The Financial Conduct Authority (FCA) updates its website with the monthly sums paid out by the banks for mis-sold payment protection insurance. Since 2011, the amount repaid to customers is close to a staggering £30 billion. With no data released yet of repayments made in 2018, the first wave of repayments is likely to take the amount comfortably over the £30 billion threshold.
The past three months of 2017 showed a noticeable increase in the amount repaid to customers — perhaps an indication that more people are finally being convinced to take action with a deadline looming. The deadline for consumers to make PPI claim has been set by the FCA for 29th August 2019. To reclaim PPI before that date, consumers can contact the bank directly, or use a PPI claims company to assist them throughout the process.
The cut-off date has been imposed to encourage people to make a claim, or at least find out if they can, rather than put it off. To promote the deadline, the FCA hired Arnold Schwarzenegger to use in the advertising campaign, which has been funded by the banks involved in the mis-selling scandal.
With just over a year left to reclaim PPI, the banks are braced for handing out even more cash to customers. Lloyds Banking Group has suffered the most by shelling out over £18 billion for the mis-sold insurance. The bank is expecting 15,000 PPI claims a week before the cut-off date, though Lloyds isn’t the only bank that keeps having to up its PPI provisions pot. RBS, Barclays and HSBC are all still setting aside further amounts of money for PPI claims.
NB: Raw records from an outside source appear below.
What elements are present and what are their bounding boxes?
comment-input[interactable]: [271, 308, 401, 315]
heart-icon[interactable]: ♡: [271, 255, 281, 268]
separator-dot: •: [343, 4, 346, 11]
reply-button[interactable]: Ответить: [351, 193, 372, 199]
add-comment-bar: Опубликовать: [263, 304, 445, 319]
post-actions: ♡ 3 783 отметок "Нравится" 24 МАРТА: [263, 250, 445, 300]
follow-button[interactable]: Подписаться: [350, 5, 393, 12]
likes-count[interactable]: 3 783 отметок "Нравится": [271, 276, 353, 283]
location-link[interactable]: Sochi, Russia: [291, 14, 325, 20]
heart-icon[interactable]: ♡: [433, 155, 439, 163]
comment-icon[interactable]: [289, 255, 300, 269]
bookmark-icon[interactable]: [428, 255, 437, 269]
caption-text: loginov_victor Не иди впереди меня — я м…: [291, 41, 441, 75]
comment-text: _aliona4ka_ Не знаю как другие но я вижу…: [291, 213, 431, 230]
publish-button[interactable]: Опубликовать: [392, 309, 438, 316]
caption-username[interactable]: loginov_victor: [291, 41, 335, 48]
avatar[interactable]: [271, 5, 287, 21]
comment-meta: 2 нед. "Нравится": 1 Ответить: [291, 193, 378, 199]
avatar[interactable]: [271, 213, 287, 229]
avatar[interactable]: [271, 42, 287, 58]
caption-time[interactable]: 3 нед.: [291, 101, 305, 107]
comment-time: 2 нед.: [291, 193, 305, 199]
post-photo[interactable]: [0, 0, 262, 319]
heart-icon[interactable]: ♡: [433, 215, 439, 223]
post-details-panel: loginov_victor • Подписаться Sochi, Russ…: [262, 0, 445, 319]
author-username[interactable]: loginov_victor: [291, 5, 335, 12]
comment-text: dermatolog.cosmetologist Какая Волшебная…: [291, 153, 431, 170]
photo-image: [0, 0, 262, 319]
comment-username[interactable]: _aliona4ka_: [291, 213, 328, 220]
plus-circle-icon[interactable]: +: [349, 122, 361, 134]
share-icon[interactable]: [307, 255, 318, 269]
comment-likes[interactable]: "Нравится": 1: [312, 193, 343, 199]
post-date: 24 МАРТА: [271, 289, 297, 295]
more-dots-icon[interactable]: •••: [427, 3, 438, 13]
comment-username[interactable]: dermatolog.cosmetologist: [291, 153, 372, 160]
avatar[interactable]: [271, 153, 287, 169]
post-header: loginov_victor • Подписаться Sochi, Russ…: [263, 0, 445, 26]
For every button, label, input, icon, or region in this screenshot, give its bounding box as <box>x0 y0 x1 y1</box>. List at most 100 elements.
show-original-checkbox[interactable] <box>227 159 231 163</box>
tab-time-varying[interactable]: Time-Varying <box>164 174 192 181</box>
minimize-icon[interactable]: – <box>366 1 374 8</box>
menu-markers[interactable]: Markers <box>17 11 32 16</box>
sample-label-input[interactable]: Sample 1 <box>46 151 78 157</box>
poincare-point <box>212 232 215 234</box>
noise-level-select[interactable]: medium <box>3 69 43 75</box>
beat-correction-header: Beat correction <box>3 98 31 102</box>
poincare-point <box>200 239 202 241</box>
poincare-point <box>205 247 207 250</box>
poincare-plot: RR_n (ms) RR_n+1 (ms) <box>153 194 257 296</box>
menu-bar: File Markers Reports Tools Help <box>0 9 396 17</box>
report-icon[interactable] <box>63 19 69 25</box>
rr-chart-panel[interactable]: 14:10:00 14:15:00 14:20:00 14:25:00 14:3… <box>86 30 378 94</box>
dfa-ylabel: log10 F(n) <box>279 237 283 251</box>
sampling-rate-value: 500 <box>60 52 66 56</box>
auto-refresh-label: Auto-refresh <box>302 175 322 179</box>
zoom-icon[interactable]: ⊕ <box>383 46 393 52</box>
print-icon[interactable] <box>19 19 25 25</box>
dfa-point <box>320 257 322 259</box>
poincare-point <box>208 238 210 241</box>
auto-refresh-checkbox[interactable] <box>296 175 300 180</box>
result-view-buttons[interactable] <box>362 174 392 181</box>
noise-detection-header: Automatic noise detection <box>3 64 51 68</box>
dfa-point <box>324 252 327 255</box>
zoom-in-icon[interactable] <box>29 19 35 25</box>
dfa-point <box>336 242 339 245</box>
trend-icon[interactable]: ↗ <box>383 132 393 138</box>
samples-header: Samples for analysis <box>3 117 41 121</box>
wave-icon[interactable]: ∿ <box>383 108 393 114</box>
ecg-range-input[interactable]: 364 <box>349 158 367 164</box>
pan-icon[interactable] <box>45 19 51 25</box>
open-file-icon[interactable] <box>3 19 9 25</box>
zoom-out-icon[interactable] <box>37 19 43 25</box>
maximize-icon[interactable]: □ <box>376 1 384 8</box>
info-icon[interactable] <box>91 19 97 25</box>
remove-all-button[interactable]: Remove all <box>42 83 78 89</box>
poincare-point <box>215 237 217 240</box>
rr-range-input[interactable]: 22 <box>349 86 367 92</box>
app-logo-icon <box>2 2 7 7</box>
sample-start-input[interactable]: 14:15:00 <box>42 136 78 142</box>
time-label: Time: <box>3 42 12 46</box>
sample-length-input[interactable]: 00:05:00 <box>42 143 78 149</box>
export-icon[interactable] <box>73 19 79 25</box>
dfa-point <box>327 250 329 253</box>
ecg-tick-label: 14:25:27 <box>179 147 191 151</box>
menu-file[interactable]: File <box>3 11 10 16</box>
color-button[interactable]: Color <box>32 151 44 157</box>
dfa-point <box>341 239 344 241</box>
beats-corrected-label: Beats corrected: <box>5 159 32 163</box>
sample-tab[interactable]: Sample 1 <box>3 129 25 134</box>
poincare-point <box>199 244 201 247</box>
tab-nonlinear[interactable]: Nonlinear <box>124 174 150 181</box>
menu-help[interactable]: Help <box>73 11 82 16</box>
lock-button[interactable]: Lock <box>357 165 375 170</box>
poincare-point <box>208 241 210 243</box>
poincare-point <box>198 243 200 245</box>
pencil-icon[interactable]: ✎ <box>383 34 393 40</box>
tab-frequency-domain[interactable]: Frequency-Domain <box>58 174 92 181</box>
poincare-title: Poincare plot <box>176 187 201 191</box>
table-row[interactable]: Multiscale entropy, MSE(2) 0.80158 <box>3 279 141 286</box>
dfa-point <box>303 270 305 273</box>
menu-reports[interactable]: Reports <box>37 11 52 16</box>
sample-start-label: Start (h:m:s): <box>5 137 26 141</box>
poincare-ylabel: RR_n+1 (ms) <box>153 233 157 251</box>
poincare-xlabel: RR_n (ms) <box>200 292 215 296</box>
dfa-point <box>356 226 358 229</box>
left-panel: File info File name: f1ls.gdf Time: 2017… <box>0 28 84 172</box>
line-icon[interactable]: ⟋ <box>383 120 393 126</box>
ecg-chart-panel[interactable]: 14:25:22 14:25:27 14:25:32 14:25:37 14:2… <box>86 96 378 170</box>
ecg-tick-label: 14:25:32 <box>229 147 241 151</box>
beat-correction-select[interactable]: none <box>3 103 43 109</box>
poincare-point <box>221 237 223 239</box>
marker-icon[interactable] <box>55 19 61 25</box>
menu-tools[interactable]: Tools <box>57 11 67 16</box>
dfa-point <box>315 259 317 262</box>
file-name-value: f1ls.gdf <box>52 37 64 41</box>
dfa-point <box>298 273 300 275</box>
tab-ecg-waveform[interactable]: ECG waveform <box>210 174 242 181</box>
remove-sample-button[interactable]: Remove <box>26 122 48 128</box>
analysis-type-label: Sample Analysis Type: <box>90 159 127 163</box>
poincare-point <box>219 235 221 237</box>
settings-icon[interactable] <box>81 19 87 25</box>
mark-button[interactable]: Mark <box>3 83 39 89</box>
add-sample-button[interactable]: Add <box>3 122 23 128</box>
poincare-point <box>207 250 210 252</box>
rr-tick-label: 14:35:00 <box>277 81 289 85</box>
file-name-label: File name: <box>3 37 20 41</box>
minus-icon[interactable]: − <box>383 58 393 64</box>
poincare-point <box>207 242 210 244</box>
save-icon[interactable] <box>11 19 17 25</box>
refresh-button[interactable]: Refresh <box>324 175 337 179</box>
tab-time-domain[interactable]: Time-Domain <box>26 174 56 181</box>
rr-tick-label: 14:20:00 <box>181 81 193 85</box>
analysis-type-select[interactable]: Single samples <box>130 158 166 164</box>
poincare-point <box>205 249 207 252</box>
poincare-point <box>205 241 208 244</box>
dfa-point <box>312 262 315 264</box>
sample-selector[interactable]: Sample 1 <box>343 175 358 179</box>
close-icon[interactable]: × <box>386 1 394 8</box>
But, as the banks prepare to pay out more money, they are not the only party in the PPI scandal under heavy scrutiny. Speculation is currently surrounding the Financial Ombudsman (FOS) and how they handle PPI claims.
The FOS Handling Claims
Earlier this year, Channel 4’s Dispatches programme discovered that employees at the FOS believed they weren’t trained well and felt pressured to fill certain quotas. This often meant that PPI claims weren’t fairly resolved — which is the entire role of the FOS. It doesn’t appear to be just an in-house problem, either. Based on reviews, consumers are feeling unhappy with the service they are receiving.
The FOS will undertake a review of the concerns raised. However, many people who referred their claim to the FOS are now feeling dubious and let down. Unfortunately, it’s unlikely that any cases will be re-opened unless new evidence is available for each case.
What Will Happen After the Deadline?
After August 2019, the banks won’t automatically be free of PPI claims. It will take a number of months to finish resolving all the claims that were in progress before the deadline arrived. The FOS still has a backlog of claims which could take two years to resolve, meaning the banks will still be paying out more money for a while yet. Of course, even more people are expected to reclaim PPI as the 2019 deadline encroaches nearer, so expect the debacle to rumble on for a little while longer.
The PPI deadline won’t stop people from making claims against the bank. In fact, many customers are still making claims for other products, such as packaged bank accounts and mis-sold mortgages. There is concern that PPI will simply be replaced; some believe that GDPR will be the “new PPI”. PPI claims companies may turn their business to other forms of compensation for customers.
Some predict that after the PPI deadline, there could be a slump in consumer spending. With many consumers having received thousands of pounds in compensation, the impact has been positive on the economy. But, without the extra cash boost, people might be more wary of how much they spend.